• Derek Dutton


If I ever had a theme throughout life it would be: “BROKEN”. Injuries are debilitating, frustrating, and can be expensive. I loathe what “fruit” injuries generally produce. However, injuries can act as a well deserved or much needed break. In some cases injury is the only form of communication that a certain few can understand: I can’t do that because it hurts/broke. As a stubborn athlete I know this to be absolutely true.

My tenacity helps me achieve my goals and makes me a serious competitor no matter what sport. It does have its draw backs though and injury is usually my sign that my tenacity has gotten the best of me. I very nearly broke my back in an obstacle run in 2014, for NO reason, and I learned that day that I’m not smart enough for Obstacle Course Racing. I am reminded every day of that mistake: a thorn in my side.

2015 I wasn’t injured per-se, but the recovery after my 100 mile attempt was brutal and extensive. I learned, despite the small success I had, that 34-40 miles weekly is not enough to prepare for the rigors of a 100 mile race no matter how “tough” you may think you are. 

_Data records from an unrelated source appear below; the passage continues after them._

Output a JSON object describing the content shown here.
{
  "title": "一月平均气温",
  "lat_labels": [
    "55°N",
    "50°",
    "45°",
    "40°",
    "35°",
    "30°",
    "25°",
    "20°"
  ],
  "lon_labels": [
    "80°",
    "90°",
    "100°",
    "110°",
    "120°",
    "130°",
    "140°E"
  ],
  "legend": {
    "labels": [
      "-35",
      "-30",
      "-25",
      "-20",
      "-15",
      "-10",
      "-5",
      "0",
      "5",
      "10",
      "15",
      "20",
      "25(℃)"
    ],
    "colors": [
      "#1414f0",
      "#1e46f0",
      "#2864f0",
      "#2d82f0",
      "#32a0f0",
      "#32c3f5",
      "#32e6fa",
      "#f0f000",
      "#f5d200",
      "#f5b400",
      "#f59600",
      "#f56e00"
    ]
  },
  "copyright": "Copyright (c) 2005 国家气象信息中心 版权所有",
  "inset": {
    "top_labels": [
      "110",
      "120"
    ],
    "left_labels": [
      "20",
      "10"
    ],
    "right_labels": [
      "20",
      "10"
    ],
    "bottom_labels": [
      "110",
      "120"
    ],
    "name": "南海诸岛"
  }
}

2016 was another brutal lesson learned. Evidently swimming 36 miles is also a challenge which you should NOT underestimate. My right rotator-cuff gave up on me 10 miles in and my left was nearly as destroyed by the time the EMT pulled me, unwillingly and ever so painfully, from the water just 4 miles from the finish. If losing the use of my arms wasn’t humiliating enough, not finishing a race I planned on winning, and the hypothermia and hot/cold flashes and fever that followed the night after the race was one of the most humbling events of my life. I do not think I could have sunk any lower that night. I was legitimately at rock bottom, and I hope I never revisit that place in life, again. It was humbling for sure, but I almost didn’t survive that transition. It was the first time I felt useless in the water, and I even remember telling myself that I would never swim again.

My recovery after this incident was not graceful either. I moved to Wyoming a few months after it all.  I lost all motivation in life in general, and I even lost the few sponsors that I had early that year to boot.

I had hoped for a fresh start when I moved into the mountains and sought solace in the solitude that only they afford, but I was disappointed again. I still struggled to find motivation to get back on my feet. Then just as I was finally coming around and embracing the phenomenal running resources at my finger tips: mountains and trails unceasing. I came crashing down again.

Literally, I fell down a mountain frantically searching for my son that was snowboarding for the first time and went down the wrong “run” his first trip down the mountain and subsequently separated from me.  My son was fine, but in my angst I made some terrible decisions and fell pretty hard and tore my meniscus in the process.

These last three seasons, back to back, have been tremendously difficult and disparaging to say the least. However, with pain and discomfort comes growth. I have grown tremendously from it all and my hunger for endurance remains. I am not certain what my future holds as an athlete, but I refuse to let a few challenges dilute my athletic potential.

Down time can be more productive to some than others. So, I implore you to make the most of yours, heaven forbid. Also, be open, willing, and receptive to growing while at the bottom of the abyss that is rehabilitation.

Most importantly, learn and be cognizant of your limitations. Above all, be realistic. This is an area I fail in miserably but it is imperative to your success and ability to manage a consistent training program.  Remember, train right, train smart, train forever.